Fedeli e De Dominicis sono risultati inoltre inseriti in un più ampio scenario delittuoso composto da organizzazioni delinquenziali nascenti, che i due rifornivano stabilmente di cocaina. Queste ultime operavano nell’area geografica dei quartieri romani della Marranella e di Tor Pignatara, luoghi in passato egemoni delle gesta delinquenziali di personaggi di spicco della malavita romana, come Sibio Salvatore detto “Il tartaruga”.
Attraverso un lungo e complesso lavoro investigativo, gli inquirenti hanno delineato all’interno dei gruppi criminali i vari ruoli assegnati e svolti dagli indagati.
In particolare, alla Marranella erano presenti giovani leve pronte ad egemonizzare la piazza di spaccio spingendosi fino al reclutamento di armi per affermare il proprio potere.
A capo del sodalizio Ali Omar Hassan Ghareb, detto “er boss della Maranella”, insieme ad Alessandri Daniele. Entrambi avevano il compito principale di prendere i contatti con i fornitori, recuperare il ricavato della vendita dello stupefacente e coordinare il collocamento, l’occultamento, la lavorazione e lo smercio di cocaina, hashish e marijuana. Ad affiancare i due i sodali Sellas Davide e Cirelli Gabriele, con il compito di preparare le dosi e gestire le singole consegne agli acquirenti.
La piazza di spaccio di Tor Pignattara era invece capeggiata dal pluripregiudicato Messina Flavio e dai sodali Carmellini David e Mugnini Ivan.
L’organizzazione criminale aveva base logistica in un bar situato su Via di Torpignattara, gestito dalla moglie dello stesso Messina. La sua attività era ben inserita nella zona est della capitale, riuscendo nel tempo a costruire una rete capillare di rapporti, molto redditizi, con gli spacciatori della periferia romana.
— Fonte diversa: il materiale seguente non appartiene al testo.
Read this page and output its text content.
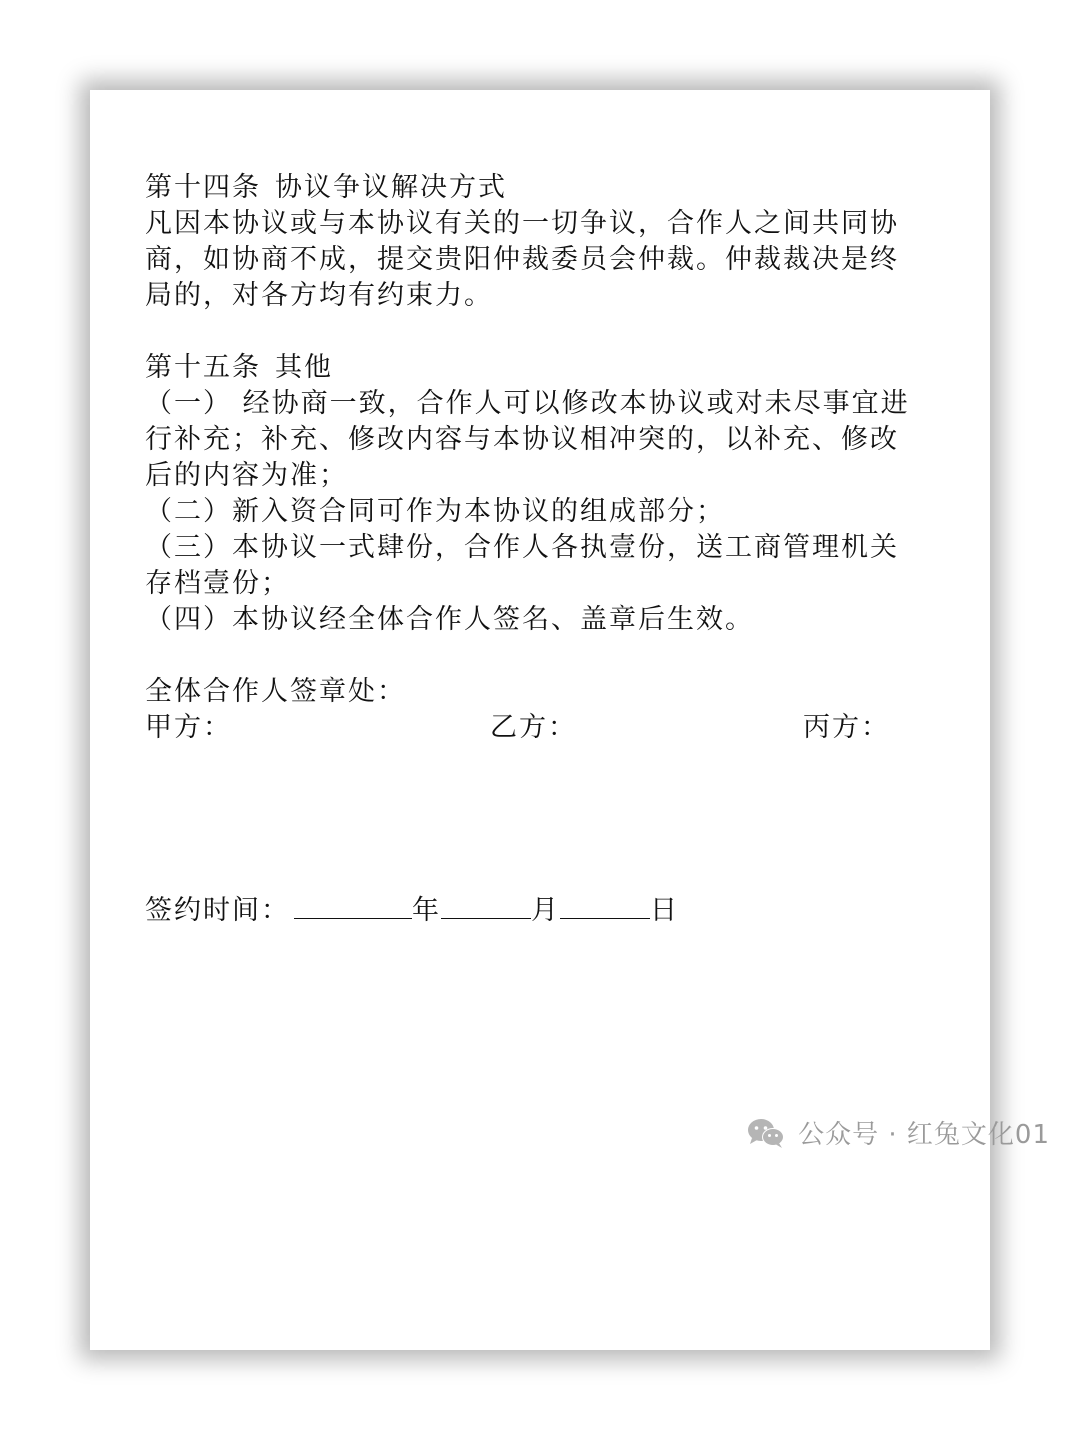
第十四条 协议争议解决方式
凡因本协议或与本协议有关的一切争议，合作人之间共同协
商，如协商不成，提交贵阳仲裁委员会仲裁。仲裁裁决是终
局的，对各方均有约束力。
第十五条 其他
（一） 经协商一致，合作人可以修改本协议或对未尽事宜进
行补充；补充、修改内容与本协议相冲突的，以补充、修改
后的内容为准；
（二）新入资合同可作为本协议的组成部分；
（三）本协议一式肆份，合作人各执壹份，送工商管理机关
存档壹份；
（四）本协议经全体合作人签名、盖章后生效。
全体合作人签章处：
甲方：	乙方：	丙方：
签约时间：	年	月	日
公众号 · 红兔文化01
Il gruppo si serviva in genere di utenze intestate a persone di fantasia o comunque non a loro ricollegabili. Un modo per eludere eventuali controlli da parte delle Forze dell’Ordine, essendo già tutti noti per essere stati deferiti per reati della stessa indole.
Le comunicazioni tra di loro avvenivano con l’utilizzo di nomi in codice: in particolare Messina, il promotore dell’organizzazione, era solito avvisare tutti i clienti ogni volta che sostituiva un’utenza cellulare, non più considerata sicura, con un sms: “ Ciao so SMA”. E’ stata proprio questa firma ad incastrarlo sempre di più nella rete degli investigatori permettendo di delineare il suo profilo criminale.
Ogni volta che l’organizzazione veniva colpita dall’azione investigativa, Messina, in modo maniacale, reperiva i nuovi siti di custodia dello stupefacente e si occupava del reclutamento delle nuove leve da inserire nell’illecito traffico.
Il gruppo criminale aveva inoltre perfezionato le tecniche per effettuare “in sicurezza” le operazioni di approvvigionamento dello stupefacente.
Era stato ideato un sistema che prevedeva l’utilizzo di taxi per gli spostamenti degli spacciatori, in particolar modo quando dovevano effettuare “consegne a domicilio”. L’intento era quello di evitare una facile individuazione dei mezzi di trasporto utilizzati e la relativa identificazione dei sodali; il taxi veniva utilizzato anche per percorrere brevissimi tratti di strada all’interno dello stesso quartiere.
Nell’operazione sono stati impiegati complessivamente oltre 100 agenti della Polizia di Stato, coadiuvati nell’esecuzione dalle unità cinofile.
Le perquisizioni sono tutt’ora in corso. A seguito di una perquisizione domiciliare è stato rinvenuto un ingegnoso apparato elettrico che consentiva di aprire un finto camino con un doppio fondo, all’interno del quale erano occultati droga e denaro.